|Semester 1, 2022 Online|
|Faculty or Section :||Faculty of Business, Education, Law and Arts|
|School or Department :||School of Education|
|Student contribution band :||Band 1|
|Grading basis :||Graded|
|Version produced :||27 June 2022|
Examiner: Lisa Jacka
Information and Communication Technology (ICT) is a major transformative force in contemporary industry and society, requiring a conscious response from education. The Australian national vision for ICT in education includes that students should leave school with the knowledge and skills required to apply ICT in their careers and that ICT should be used to enhance learning and teaching across the curriculum. The general capability for ICT included in the Australian Curriculum addresses the first part of the vision by involving “students in learning to make the most of the digital technologies available to them, adapting to new ways of doing things as technologies evolve and limiting the risks to themselves and others in a digital environment.” For this vision to be achieved teachers must be prepared to be capable of imparting the relevant knowledge and skills for the general capability, apply ICT creatively to enhance learning and teaching in all learning areas, and engage in their own professional learning to maintain and extend their capability as ICT continues to evolve. This course will address these essential components of teacher preparation with a focus on developing professional educators capable of responding with autonomy and expert judgements to the needs of learners in a time of change, using the Technological, Pedagogical and Content Knowledge (TPACK) framework.
This course aims to develop critically reflective, expert classroom ready teachers who are able to effectively, creatively and safely use ICTs to enhance and transform the ways their learners think and learn, and their own professional practice. Preservice teachers engage in developing advanced understanding of the complexity of technological change and its broader impact on society. The course scaffolds the critical examination of what it means to be a citizen and teacher in contemporary digital world. Preservice teachers synthesise these complex changes, reflect on the impact on the education system, curriculum, and the practice and expectations of teachers.

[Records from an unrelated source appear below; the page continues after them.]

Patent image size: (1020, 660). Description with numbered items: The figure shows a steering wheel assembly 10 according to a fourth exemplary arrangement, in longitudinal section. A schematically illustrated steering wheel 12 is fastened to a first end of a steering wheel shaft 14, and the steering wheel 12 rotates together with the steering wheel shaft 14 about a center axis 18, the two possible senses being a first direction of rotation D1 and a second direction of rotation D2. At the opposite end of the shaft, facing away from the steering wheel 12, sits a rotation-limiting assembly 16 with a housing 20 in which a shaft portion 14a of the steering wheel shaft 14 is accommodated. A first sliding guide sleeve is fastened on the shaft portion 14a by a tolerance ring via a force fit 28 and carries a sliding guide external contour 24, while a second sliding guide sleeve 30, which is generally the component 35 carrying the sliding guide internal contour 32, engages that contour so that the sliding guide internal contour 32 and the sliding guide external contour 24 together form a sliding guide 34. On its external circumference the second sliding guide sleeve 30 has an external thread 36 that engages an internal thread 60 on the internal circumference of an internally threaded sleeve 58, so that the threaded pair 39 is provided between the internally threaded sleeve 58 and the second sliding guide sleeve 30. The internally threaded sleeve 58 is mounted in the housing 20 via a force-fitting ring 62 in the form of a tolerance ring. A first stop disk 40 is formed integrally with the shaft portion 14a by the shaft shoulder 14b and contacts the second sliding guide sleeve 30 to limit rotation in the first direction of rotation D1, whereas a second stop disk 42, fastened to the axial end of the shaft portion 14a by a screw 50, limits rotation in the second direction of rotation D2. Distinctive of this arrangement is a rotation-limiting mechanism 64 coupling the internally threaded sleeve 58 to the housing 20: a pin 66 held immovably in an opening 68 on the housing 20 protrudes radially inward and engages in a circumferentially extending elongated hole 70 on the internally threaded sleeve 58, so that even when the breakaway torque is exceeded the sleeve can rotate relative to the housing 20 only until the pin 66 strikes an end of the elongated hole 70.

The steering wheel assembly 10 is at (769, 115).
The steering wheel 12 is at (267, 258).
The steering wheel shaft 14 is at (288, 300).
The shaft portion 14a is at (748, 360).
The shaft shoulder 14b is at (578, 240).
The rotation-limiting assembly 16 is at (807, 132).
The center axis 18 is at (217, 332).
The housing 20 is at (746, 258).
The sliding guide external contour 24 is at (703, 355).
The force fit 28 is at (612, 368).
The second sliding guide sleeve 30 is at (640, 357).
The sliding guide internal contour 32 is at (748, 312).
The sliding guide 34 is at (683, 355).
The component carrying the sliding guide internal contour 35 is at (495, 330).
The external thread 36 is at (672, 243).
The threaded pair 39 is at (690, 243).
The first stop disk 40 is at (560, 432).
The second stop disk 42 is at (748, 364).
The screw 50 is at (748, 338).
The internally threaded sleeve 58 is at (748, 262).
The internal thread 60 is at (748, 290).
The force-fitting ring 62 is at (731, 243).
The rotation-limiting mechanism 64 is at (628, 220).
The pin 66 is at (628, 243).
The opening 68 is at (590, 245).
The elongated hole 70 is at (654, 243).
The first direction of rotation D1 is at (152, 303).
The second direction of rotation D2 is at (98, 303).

The material presented scaffolds the exploration, synthesis and critical analysis of contemporary practice and research around the use of ICTs to transform student learning within chosen discipline areas.
Course learning outcomes
On successful completion of this course preservice teachers should be able to:
- appraise the relationship between technology and society and the implications of changes in both for learning and teaching by appraising relevant issues and the strategies available to support the safe, responsible and ethical use of ICT (Australian Professional Standards for Teachers (APST) 4.5);
- illustrate a critical understanding of the process of identifying personal professional learning needs (APST 6.1, 7.4);
- demonstrate a critical understanding of the role of external professionals and community representatives in broadening teachers’ professional knowledge and practice (APST 6.1, 7.4);
- illustrate a critical understanding of relevant and appropriate sources of professional learning for teachers and combine this understanding with knowledge drawn from constructive feedback from supervisors and teachers to improve teaching practices (APST 6.2, 6.3);
- apply knowledge and skills for digital citizenship derived from relevant research about how ICTs can engage students and transform learning to inform the selection of a range of resources, including ICT, for the design of engaging learning experiences for diverse students choice of appropriate teaching strategies for using ICT to expand curriculum learning opportunities for all students (APST 2.6, 3.4);
- create and organise classroom activities using clear directions that support students’ wellbeing and safety being mindful of curriculum, legislative, administrative and organisation requirements underpinned by ethics and appropriate conduct for the teaching profession together with strategies to support the safe, responsible and ethical use of ICT in learning and teaching (APST 4.2, 4.4, 4.5, 7.1, 7.2);
- critically analyse current applications of ICTs in the preservice teachers discipline teaching areas and apply relevant and appropriate sources of professional learning and relevant research to understand the rationale for continued professional learning, and the implications for improved student learning through the synthesis of proposals for action and reflection on the implications for future practice through expert cognitive, literacy and communication skills, including spelling, grammar, punctuation and bibliographic referencing (APST 6.2, 6.4).
|1.||Relationship of technology to society and the implications of changes in both for learning and teaching to support the safe, responsible and ethical use of ICT||5.00|
|2.||Digital citizenship and research on student engagement with ICTs and exploration of professional dialogue||15.00|
|3.||ICTs, student engagement and transform learning to inform selection of resources and design for diverse students, and exploration of societal expectations, standards and curriculum||20.00|
|4.||Engaging learning experiences for diverse students through the demonstrated ability to arrange and assemble teaching strategies for using ICT to expand curriculum learning opportunities for all students based on current literature, theories, models and frameworks||30.00|
|5.||Current applications of ICTs in specialist teaching areas and sources of professional learning and the rationale for continued professional learning||25.00|
|6.||Key principles in codes of ethics and conduct for the teaching profession and strategies available to support the safe, responsible and ethical use of ICT in learning and teaching||5.00|
Text and materials required to be purchased or accessed
Student workload expectations
To do well in this subject, students are expected to commit approximately 10 hours per week including class contact hours, independent study, and all assessment tasks. If you are undertaking additional activities, which may include placements and residential schools, the weekly workload hours may vary.